Alguna vez, probé mi destreza morfínica con alguna tía con fractura de clavícula, lo que me valió el doctorado honoris causa familiar.

Así como Moisés enseñó que primero se llena la panza y después se educa. José me enseñó que primero se calma el dolor y después se piensa.

En mi Hospital (sí, mío), ahora la analgesia es reglada y efectiva. También los pacientes son más graves. Pero no dejo nunca de pensar, y no pocas veces de comprobar, que en muchos lugares y guardias, la analgesia se olvida.

Y, muchas veces, vaya estupidez, "se preserva el dolor como un signo valioso para ver cómo evoluciona el paciente". Repito, ¡Vaya estupidez! Como si no hubiera mil signos más para ver cómo andan las cosas.
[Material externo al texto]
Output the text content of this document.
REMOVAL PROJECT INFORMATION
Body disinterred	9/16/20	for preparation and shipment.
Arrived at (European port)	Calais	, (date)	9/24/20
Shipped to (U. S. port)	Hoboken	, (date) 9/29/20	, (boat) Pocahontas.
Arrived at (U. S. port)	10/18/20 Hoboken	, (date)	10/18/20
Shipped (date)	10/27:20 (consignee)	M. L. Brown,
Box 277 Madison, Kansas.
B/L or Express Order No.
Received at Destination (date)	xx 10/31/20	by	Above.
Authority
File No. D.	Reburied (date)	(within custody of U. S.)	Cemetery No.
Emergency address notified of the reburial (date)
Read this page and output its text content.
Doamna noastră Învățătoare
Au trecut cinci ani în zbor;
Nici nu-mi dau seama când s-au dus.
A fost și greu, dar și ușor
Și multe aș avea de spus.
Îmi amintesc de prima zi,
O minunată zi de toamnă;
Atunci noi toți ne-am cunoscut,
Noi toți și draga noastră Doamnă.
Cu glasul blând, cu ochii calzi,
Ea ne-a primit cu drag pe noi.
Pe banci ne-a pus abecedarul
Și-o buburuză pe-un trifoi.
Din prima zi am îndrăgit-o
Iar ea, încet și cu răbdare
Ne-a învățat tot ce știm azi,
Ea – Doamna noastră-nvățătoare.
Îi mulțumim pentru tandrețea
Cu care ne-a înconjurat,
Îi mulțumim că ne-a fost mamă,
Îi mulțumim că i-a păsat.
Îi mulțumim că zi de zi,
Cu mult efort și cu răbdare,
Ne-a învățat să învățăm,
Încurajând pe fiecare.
Hoy lo busqué a José en Facebook. Está pintón, vive en Tel Aviv y su personalidad, no parece haber cambiado mucho. No hubo forma de vincularme  porque no comparte su amistad. ¡No la compartía en vivo y en directo la va a compartir por Internet! 

Si alguien lo ve, hágale llegar esto.

Gracias José. Con qué poca cosa (que de poco no tiene nada) me hiciste eminencia y a cuántos nos sirvió.